Trump also threatened a 200% tariff on French wine and Champagne to pressure French President Emmanuel Macron to join his Board of Peace. Trump’s favorite “Mr. Tariff” is back, and bond investors are unhappy with the volatility.

But if investors keep getting caught up in the volatility of day-to-day politics and shun the U.S., they’ll miss the forest for the trees, Ermotti argued. While admitting the current environment is “bumpy,” he pointed to a statistic: Last year alone, the U.S. created 25 million new millionaires. For a wealth manager like UBS, that is 1,000 new millionaires a day. To shun that level of innovation in U.S. equities for gold would be a reactionary move that ignores the long-term innovation of the U.S. economy. 

“We see two big levers: First of all, wealth creation, GDP growth, innovation, and also more idiosyncratic to UBS is that we see potential for us to become more present, increase our market share,” Ermotti said. 

But if something doesn’t give in the standoff between the European Union and Trump, there could be potential further de-dollarization, this time, from Europe selling its U.S. bonds, George Saravelos, head of FX research at Deutsche Bank, wrote in a note Sunday. Indeed, on Tuesday, Danish pension funds sold $100 million in U.S. Treasuries, allegedly owing to “poor” U.S. finances, though the pension fund’s chief said of the debacle over Greenland: “Of course, that didn’t make it more difficult to take the decision.” 

Europe owns twice as many U.S. bonds and equities as the rest of the world combined. If the rest of Europe follows Denmark’s lead, that could be an $8 trillion market at risk, Saravelos argued. 

“In an environment where the geo-economic stability of the Western alliance is being disrupted existentially, it is not clear why Europeans would be as willing to play this part,” he wrote. 

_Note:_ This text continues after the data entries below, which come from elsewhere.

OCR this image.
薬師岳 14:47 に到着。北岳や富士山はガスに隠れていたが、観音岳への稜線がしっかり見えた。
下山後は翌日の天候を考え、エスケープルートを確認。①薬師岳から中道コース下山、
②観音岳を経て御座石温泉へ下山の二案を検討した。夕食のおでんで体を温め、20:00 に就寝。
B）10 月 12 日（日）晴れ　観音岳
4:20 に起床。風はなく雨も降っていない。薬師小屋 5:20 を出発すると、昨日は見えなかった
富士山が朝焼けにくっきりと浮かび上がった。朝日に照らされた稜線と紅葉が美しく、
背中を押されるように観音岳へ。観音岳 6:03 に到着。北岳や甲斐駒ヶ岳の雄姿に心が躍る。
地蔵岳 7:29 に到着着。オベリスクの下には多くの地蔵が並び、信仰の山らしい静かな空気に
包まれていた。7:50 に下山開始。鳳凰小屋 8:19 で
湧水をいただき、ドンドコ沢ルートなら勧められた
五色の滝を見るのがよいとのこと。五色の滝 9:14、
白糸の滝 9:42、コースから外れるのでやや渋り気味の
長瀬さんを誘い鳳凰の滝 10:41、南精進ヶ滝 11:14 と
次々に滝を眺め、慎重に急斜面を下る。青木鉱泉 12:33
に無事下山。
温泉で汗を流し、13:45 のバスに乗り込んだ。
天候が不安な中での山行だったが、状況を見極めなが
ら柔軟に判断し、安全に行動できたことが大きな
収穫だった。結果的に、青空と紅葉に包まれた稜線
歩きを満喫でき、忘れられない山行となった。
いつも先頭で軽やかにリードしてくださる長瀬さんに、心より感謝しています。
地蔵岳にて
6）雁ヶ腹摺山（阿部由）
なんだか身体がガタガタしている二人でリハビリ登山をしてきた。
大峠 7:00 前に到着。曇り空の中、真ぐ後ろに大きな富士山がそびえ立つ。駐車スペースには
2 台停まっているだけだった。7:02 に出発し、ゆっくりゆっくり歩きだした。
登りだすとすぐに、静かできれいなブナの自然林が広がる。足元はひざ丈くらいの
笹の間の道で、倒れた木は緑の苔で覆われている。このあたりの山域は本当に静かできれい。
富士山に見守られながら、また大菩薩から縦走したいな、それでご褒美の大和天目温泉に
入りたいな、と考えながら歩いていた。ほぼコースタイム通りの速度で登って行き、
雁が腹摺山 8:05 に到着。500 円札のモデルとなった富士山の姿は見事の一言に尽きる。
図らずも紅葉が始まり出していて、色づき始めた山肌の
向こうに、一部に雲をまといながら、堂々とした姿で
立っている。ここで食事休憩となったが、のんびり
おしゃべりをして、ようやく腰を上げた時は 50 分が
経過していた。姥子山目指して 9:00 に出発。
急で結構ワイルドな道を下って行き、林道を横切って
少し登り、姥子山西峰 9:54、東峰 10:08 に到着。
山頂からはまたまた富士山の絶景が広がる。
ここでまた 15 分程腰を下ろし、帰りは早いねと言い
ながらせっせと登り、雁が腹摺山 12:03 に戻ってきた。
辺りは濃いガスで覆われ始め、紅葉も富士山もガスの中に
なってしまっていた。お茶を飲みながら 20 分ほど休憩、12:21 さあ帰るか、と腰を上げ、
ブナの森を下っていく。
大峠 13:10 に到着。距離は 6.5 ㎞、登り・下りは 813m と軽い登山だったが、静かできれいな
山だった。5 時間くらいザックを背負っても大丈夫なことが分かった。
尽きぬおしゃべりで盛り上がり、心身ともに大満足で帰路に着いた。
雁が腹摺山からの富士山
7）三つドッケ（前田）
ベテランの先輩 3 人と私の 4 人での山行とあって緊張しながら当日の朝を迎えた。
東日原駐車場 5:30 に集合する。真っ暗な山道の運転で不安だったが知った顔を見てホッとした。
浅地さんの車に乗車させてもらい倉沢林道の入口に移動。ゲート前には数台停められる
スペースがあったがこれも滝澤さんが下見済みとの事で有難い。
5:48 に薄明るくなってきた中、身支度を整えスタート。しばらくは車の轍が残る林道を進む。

Back in the U.S., the markets also sold off as the Nasdaq and S&P both fell 2% Tuesday, already shedding the entirety of Greenland’s value on Trump’s threats, University of Michigan economist Justin Wolfers noted. Analysts and investors are uneasy, given the history of Trump declaring a stark tariff before negotiating with the country to take it down, also known as the “TACO”—Trump always chickens out—effect. Investors have been “burnt before by overreacting to tariff threats,” Jim Reid of Deutsche Bank noted. That’s a similar stance to the UBS bank chief: If you react too much to headlines, you’ll miss the great innovation that’s pushed the stock market to record highs for the past three years.

“I wouldn’t really bet against the U.S.,” he said.